[quote author="PRR"]> limit this "cold current" to 365mA maximum.
So?
> If the filament begins to deteriorate... hasten burnout
When was the last time we saw an indirect-heat receiving tube heater burn out? (I agree that $300 DHTs are a different beast.)
There was my H-P 200AB, but I suspect abuse (toss into dumpster) even more than the decades of power-on hours it lived through.
Before that, I have to remember series-string TV sets, in which the small tubes got "constant current" from the large tubes. If you got tubes from opposite ends of the current-draw spec, the big tubes over-fried the little tubes. That don't happen in constant-voltage feed.

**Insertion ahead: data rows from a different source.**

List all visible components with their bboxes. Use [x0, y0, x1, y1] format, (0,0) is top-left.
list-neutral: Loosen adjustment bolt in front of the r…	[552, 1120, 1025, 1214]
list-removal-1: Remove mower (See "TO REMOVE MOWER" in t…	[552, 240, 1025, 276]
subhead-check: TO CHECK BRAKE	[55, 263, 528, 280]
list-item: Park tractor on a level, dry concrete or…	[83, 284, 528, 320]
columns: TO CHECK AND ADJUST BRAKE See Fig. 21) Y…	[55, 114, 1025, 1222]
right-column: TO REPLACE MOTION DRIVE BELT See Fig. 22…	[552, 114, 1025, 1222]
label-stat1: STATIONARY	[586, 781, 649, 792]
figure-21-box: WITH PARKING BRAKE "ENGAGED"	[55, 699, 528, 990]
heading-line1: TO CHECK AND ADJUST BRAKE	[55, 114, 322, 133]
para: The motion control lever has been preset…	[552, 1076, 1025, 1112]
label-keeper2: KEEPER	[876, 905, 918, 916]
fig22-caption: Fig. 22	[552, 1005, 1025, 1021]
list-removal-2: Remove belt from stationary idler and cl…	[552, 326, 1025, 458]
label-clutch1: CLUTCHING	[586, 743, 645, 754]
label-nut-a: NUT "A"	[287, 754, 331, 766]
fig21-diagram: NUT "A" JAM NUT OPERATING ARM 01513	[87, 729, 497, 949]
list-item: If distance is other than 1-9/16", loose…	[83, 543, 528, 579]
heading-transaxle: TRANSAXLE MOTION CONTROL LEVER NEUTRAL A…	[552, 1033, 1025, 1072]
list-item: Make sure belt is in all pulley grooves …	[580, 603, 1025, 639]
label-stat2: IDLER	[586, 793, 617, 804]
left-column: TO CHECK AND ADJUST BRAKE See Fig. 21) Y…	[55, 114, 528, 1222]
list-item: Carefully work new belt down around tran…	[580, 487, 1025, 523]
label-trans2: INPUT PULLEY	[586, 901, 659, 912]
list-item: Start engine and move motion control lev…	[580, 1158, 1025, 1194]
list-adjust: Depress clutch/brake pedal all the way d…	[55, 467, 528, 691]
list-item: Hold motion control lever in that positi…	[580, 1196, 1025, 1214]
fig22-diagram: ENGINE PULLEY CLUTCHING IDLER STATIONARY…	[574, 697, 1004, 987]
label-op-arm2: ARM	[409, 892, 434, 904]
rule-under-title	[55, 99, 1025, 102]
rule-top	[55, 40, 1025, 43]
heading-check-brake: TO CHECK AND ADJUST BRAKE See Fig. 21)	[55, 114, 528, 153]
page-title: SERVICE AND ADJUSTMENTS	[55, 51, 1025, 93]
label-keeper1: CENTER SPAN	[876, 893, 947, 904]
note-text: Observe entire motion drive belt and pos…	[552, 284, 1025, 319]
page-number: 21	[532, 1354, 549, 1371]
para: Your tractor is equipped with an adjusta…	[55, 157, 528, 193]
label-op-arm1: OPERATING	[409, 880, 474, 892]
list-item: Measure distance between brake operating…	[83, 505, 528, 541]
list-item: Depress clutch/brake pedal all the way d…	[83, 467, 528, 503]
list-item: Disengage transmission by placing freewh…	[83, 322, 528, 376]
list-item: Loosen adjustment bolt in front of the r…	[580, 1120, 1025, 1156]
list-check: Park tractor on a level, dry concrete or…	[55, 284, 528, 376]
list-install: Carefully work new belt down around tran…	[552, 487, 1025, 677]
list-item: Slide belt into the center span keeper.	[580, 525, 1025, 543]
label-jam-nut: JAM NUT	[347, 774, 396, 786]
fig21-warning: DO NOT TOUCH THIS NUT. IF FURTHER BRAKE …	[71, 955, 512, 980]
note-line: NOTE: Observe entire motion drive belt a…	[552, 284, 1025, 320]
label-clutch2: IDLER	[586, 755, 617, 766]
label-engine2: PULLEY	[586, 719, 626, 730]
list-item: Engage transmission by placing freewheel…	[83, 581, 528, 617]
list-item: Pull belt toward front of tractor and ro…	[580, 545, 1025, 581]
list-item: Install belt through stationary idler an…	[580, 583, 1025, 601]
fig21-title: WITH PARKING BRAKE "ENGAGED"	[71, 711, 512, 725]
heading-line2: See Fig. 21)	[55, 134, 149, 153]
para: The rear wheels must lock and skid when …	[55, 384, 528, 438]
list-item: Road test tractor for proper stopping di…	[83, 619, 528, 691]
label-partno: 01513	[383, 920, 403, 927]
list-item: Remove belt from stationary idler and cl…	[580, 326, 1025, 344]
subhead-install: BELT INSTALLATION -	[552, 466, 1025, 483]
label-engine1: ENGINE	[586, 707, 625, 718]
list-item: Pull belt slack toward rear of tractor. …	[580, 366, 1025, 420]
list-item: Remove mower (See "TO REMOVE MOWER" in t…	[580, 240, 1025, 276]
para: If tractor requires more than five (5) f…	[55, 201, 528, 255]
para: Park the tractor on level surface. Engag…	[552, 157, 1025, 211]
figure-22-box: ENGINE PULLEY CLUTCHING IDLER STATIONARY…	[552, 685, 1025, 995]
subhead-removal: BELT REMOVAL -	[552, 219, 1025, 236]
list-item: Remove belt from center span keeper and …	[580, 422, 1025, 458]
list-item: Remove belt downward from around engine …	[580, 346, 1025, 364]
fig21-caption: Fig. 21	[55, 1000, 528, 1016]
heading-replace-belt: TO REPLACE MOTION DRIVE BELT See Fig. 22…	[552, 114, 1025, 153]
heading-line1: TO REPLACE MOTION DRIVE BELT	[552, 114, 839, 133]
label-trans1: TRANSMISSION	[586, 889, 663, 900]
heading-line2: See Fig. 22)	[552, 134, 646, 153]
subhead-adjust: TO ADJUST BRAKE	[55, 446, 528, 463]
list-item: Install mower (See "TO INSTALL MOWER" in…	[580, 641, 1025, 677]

I think constant current drive is a bad idea. Constant-voltage drive is fairly self-limiting for a filament with resistance that increases with temperature, constant current leads to much wider deviations.
If you think the start-up surge hurts tubes, try it. Put a tube on a 10 second timer, off-on-off-on..., and wait for it to fail. I bet a buck you can't kill a tube in a decade this way; one failure is a fluke. I'll bet $20 that you can not kill two tubes in one year this way. Plain receiving tubes like 12AX7 or 6DJ8 or 6L6, not battery tubes, not WE300B. Your choice of timing: maybe 2 seconds and more cycles, maybe 20 seconds so the heater goes full-cold on each start, I don't care. Total population say a dozen (I don't want to hear that you abused 10,000 tubes and two failed). Open-heater or H-K-short failures only. 1935-1985 US/EU/Japan production or a good USSR factory, not the worst Chinese low-bid junk.[/quote]
Well, maybe with tubes it is not as severe a problem. Brad Plunkett did get burned badly years back, according to his glowing account (sorry somebody stop me!) by driving pilot lights with constant current.